The ratio of water and gas volumes significantly affects the coverage of formations by the displacement process and the efficiency of CO 2 application. Therefore, when using CO 2 to increase oil recovery, it is extremely important to determine the optimal sizes of slugs and the ratio of water and gas during their alternating injection in specific geological and physical conditions of the fields. This is possible only on the basis of mathematical (adequate to the model process) reliable information about the structure and state of saturation of the formation and correct economic criteria.

The economic efficiency of using CO 2 to increase oil recovery is determined based on its costs per unit volume of oil at the mouth of an injection well, i.e., specific additional oil production, and the price of oil.

The costs of CO 2 can vary widely depending on the source of its production.

Natural CO 2 from deposits located near oil fields will obviously be the cheapest. Natural accumulations of CO 2 have so far been discovered in the Semividovskoye field ( Western Siberia) and Astrakhan. It contains up to 20-30% of inactive components - methane, nitrogen, etc.

The largest resources of artificial CO 2 are provided by power plants, factories for producing artificial gas from coal, shale and other chemical plants. From the flue gases of a 250 MW thermal power plant, 2.5 million tons of CO 2 can be obtained per year.

Plants producing artificial hydrocarbon gas from coal emit 3-4 times more CO 2 as a by-product than the target product. This gas must be purified, compressed and transported to oil fields. According to some projects, with a transportation distance of up to 800 km, the cost of 1000 m 3 CO 2 will be 35-40 dollars. At this cost of CO 2 and the indicated specific consumption for oil production, 1 ton of additional oil will cost approximately 30-80 dollars. Even with such unit costs, the method is of industrial interest at the current oil price.

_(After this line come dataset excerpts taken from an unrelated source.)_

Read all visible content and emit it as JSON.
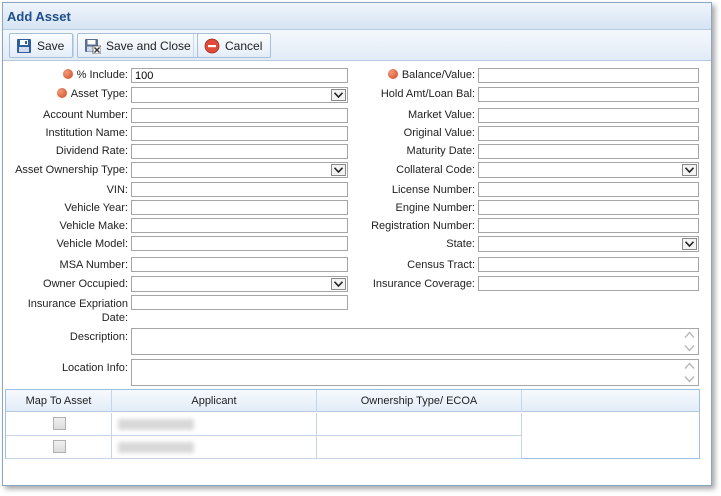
{
  "dialog": {
    "title": "Add Asset"
  },
  "toolbar": {
    "save_label": "Save",
    "save_close_label": "Save and Close",
    "cancel_label": "Cancel"
  },
  "left": {
    "include_label": "% Include:",
    "include_value": "100",
    "asset_type_label": "Asset Type:",
    "account_number_label": "Account Number:",
    "institution_name_label": "Institution Name:",
    "dividend_rate_label": "Dividend Rate:",
    "ownership_type_label": "Asset Ownership Type:",
    "vin_label": "VIN:",
    "vehicle_year_label": "Vehicle Year:",
    "vehicle_make_label": "Vehicle Make:",
    "vehicle_model_label": "Vehicle Model:",
    "msa_number_label": "MSA Number:",
    "owner_occupied_label": "Owner Occupied:",
    "insurance_exp_label_1": "Insurance Expriation",
    "insurance_exp_label_2": "Date:"
  },
  "right": {
    "balance_label": "Balance/Value:",
    "hold_amt_label": "Hold Amt/Loan Bal:",
    "market_value_label": "Market Value:",
    "original_value_label": "Original Value:",
    "maturity_date_label": "Maturity Date:",
    "collateral_code_label": "Collateral Code:",
    "license_number_label": "License Number:",
    "engine_number_label": "Engine Number:",
    "registration_number_label": "Registration Number:",
    "state_label": "State:",
    "census_tract_label": "Census Tract:",
    "insurance_coverage_label": "Insurance Coverage:"
  },
  "description_label": "Description:",
  "location_label": "Location Info:",
  "grid": {
    "columns": [
      "Map To Asset",
      "Applicant",
      "Ownership Type/ ECOA"
    ]
  }
}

Disadvantages of the method, limitations, problems . The main disadvantage of the method of extracting residual oil using CO 2 is the reduction in the sweep of formations by displacement compared to conventional waterflooding, especially when it is incompletely miscible with oil. If it were possible to ensure that the coverage of formations by displacing CO 2 was the same as during waterflooding, then it would be possible to obtain a significant increase in oil recovery, since in the zone where CO 2 mixes with oil, very little residual oil remains - 3-5% . As noted, the reduction in the coverage of formations by displacement can be reduced in different ways - by improving the conditions of miscibility with alternating rims of water and gas, changing their size, selective isolation of certain intervals of formations to level out the advancement of CO 2, cyclic impact on the formations, appropriate placement of wells and opening up formations in them and etc.

Another disadvantage of the method, apparently, should be considered that CO 2, under conditions of incomplete miscibility with oil, extracts light hydrocarbons from it, carries them away, and heavy oil fractions remain in the formation. It will be more difficult to remove them in the future, since they become less mobile and, possibly, fall out onto the surface of the pores, changing the wettability of the medium.

A limitation for the use of CO 2 for the purpose of increasing oil recovery, in addition to geological and physical criteria, will obviously be the availability of CO 2 resources in the area of ​​oil fields or available for transportation to the fields with favorable economic indicators. We can assume that the distance of the CO 2 source from the field is more than 400-600 km, its cost (at the mouth of injection wells) is more than 40-50 rubles. and the low selling price of oil will be serious obstacles to the use of CO 2 on an industrial scale.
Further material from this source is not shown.